It’s been one year since a team of five O’Neill IUPUI MPA candidates traveled to the University of Michigan to take part in a NASPAA-Batten Student Simulation. There, students form teams to tackle a timely topic and use policy decisions to help address it. The topic on the table: global migration.
But the team didn’t get there on their own. Riley Sandel helped with the trip’s planning in 2019. He says they knew the opportunity was unique—but funding was a problem. Without the support of alumni donations, he says their plan never would have come to fruition.
“In all honesty, our team of five would not have gone without the financial help we received from O’Neill alumni,” he says.
A new group of MPA students will head to the 2020 simulation on March 7 to discuss how to create sustainable cities. Donations from the IUPUI O’Neill School Annual Giving Fund helps to make experiences like this possible for students.
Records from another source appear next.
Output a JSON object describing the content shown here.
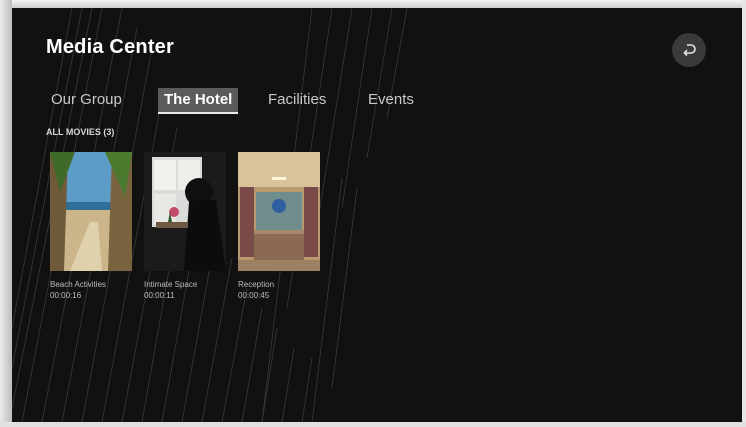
{
  "header": {
    "title": "Media Center",
    "back_icon": "return-arrow-icon"
  },
  "tabs": [
    {
      "label": "Our Group",
      "active": false
    },
    {
      "label": "The Hotel",
      "active": true
    },
    {
      "label": "Facilities",
      "active": false
    },
    {
      "label": "Events",
      "active": false
    }
  ],
  "section": {
    "label": "ALL MOVIES (3)"
  },
  "movies": [
    {
      "title": "Beach Activities",
      "duration": "00:00:16"
    },
    {
      "title": "Intimate Space",
      "duration": "00:00:11"
    },
    {
      "title": "Reception",
      "duration": "00:00:45"
    }
  ],
  "colors": {
    "background": "#111112",
    "active_tab": "#5b5b5c",
    "text": "#ffffff"
  }
}
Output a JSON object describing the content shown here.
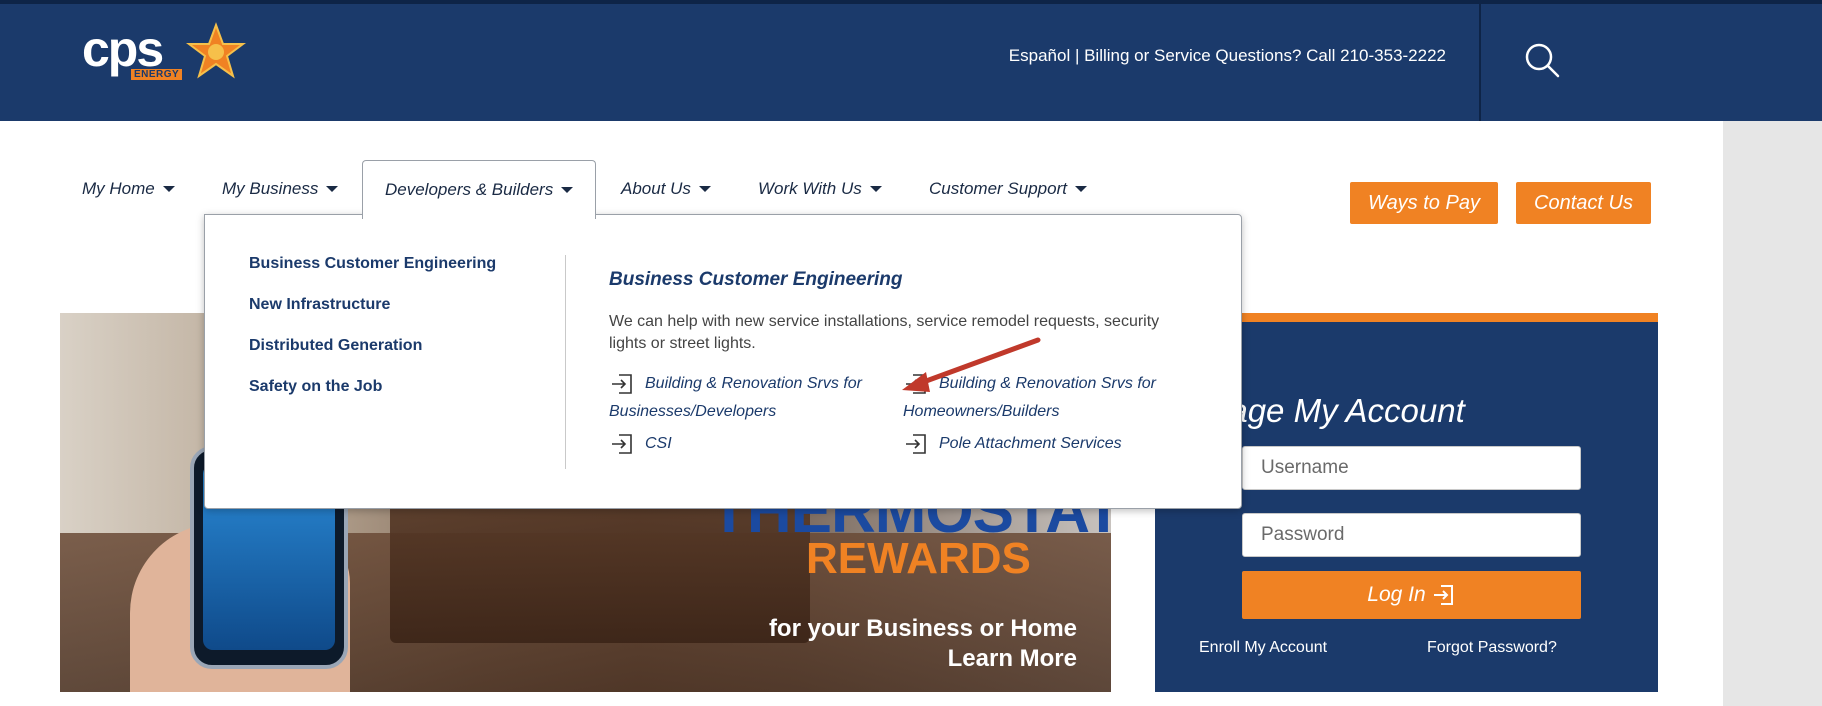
{
  "header": {
    "logo_text": "cps",
    "logo_sub": "ENERGY",
    "top_links": "Español |  Billing or Service Questions? Call 210-353-2222"
  },
  "icons": {
    "search": "search-icon",
    "logo_star": "star-icon",
    "link_arrow": "enter-arrow-icon",
    "login_arrow": "enter-arrow-icon",
    "annotation": "red-arrow-icon"
  },
  "nav": {
    "items": [
      {
        "label": "My Home"
      },
      {
        "label": "My Business"
      },
      {
        "label": "Developers & Builders"
      },
      {
        "label": "About Us"
      },
      {
        "label": "Work With Us"
      },
      {
        "label": "Customer Support"
      }
    ]
  },
  "buttons": {
    "ways_to_pay": "Ways to Pay",
    "contact_us": "Contact Us"
  },
  "dropdown": {
    "left_items": [
      {
        "label": "Business Customer Engineering"
      },
      {
        "label": "New Infrastructure"
      },
      {
        "label": "Distributed Generation"
      },
      {
        "label": "Safety on the Job"
      }
    ],
    "heading": "Business Customer Engineering",
    "description": "We can help with new service installations, service remodel requests, security lights or street lights.",
    "links": [
      {
        "label": "Building & Renovation Srvs for Businesses/Developers"
      },
      {
        "label": "Building & Renovation Srvs for Homeowners/Builders"
      },
      {
        "label": "CSI"
      },
      {
        "label": "Pole Attachment Services"
      }
    ]
  },
  "hero": {
    "title": "THERMOSTAT",
    "subtitle": "REWARDS",
    "caption_line1": "for your Business or Home",
    "caption_line2": "Learn More"
  },
  "account": {
    "title": "nage My Account",
    "username_placeholder": "Username",
    "password_placeholder": "Password",
    "login_label": "Log In",
    "enroll_label": "Enroll My Account",
    "forgot_label": "Forgot Password?"
  },
  "colors": {
    "navy": "#1b3a6b",
    "orange": "#f08223",
    "annotation_red": "#c0392b"
  }
}
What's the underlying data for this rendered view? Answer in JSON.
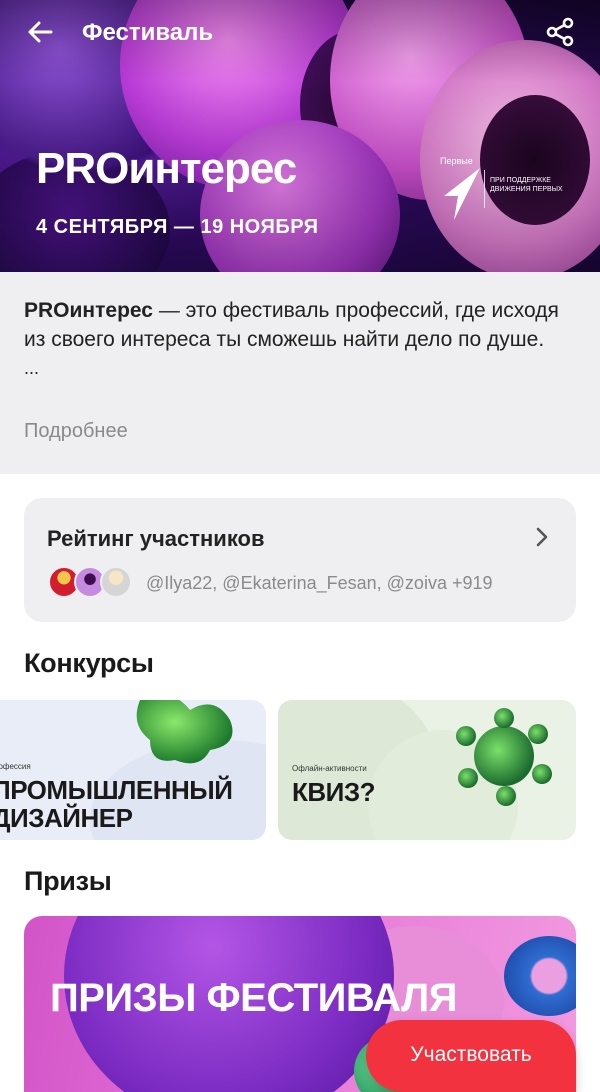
{
  "topbar": {
    "title": "Фестиваль",
    "back_icon": "arrow-left-icon",
    "share_icon": "share-icon"
  },
  "hero": {
    "title": "PROинтерес",
    "dates": "4 СЕНТЯБРЯ — 19 НОЯБРЯ",
    "brand_name": "Первые",
    "brand_sub": "При поддержке Движения Первых"
  },
  "description": {
    "name": "PROинтерес",
    "text": " — это фестиваль профессий, где исходя из своего интереса ты сможешь найти дело по душе.",
    "ellipsis": "...",
    "more_label": "Подробнее"
  },
  "rating": {
    "title": "Рейтинг участников",
    "users": "@Ilya22, @Ekaterina_Fesan, @zoiva +919",
    "chevron_icon": "chevron-right-icon"
  },
  "contests": {
    "title": "Конкурсы",
    "items": [
      {
        "tag": "рофессия",
        "name": "ПРОМЫШЛЕННЫЙ ДИЗАЙНЕР"
      },
      {
        "tag": "Офлайн-активности",
        "name": "КВИЗ?"
      }
    ]
  },
  "prizes": {
    "title": "Призы",
    "card_text": "Призы фестиваля"
  },
  "cta": {
    "label": "Участвовать"
  },
  "colors": {
    "accent": "#f2323f",
    "card_bg": "#efeff1"
  }
}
Sandel, Stacy Robinson, Michael Weigel, Meghann Bowman, and Josslyn Kennedy know what this year’s group of students will face. Each of them took on a different role in their fictional country during the simulation. Their job was to manage migration.
They spent 12 hours evaluating the issue, developing policy-based solutions, and working with neighboring nations. But beyond the policymaking practice, the team says they walked away with larger learnings that will last throughout their careers:
“It’s a professional experience that I can take with me for the future. It’s not just a line on my resume. It’s something I can really talk about in interviews.”
“It provided us the opportunity to connect with people throughout the Midwest who are also pursuing their MPAs and are interested in policy decisions. It introduced us to diverse opinions, amongst ourselves and when we worked with other groups.”
“We were able to network with other cohorts of MPA programs. This experience allowed us to understand what other people are working on who are interested in policy.”
“At O’Neill, we talk a lot about collaboration on problems and the complexities behind that. This experience showed us that you have to collaborate because every decision we made was so complex and interconnected. It was great to deal with that in a real-time situation.”
“It is a simulation but it takes what we learn in class and tests it. Education isn’t just someone talking to you at the front of a classroom. It’s getting out and taking advantage of opportunities like this that provide hands-on learning.”
As for future simulations, Sandel says they will need alumni to help again to make it happen.
“If you are an O’Neill MPA program alum and didn’t have this opportunity, you can understand the merit of doing something outside of listening to a lecture,” he says. “Being in a classroom is vital, but our alums are in the real world and know the impact this type of learning can have. There’s a reality to the way the world works. This very much opened people’s eyes to that. It’s not just about reading and talking. It’s about learning by doing.”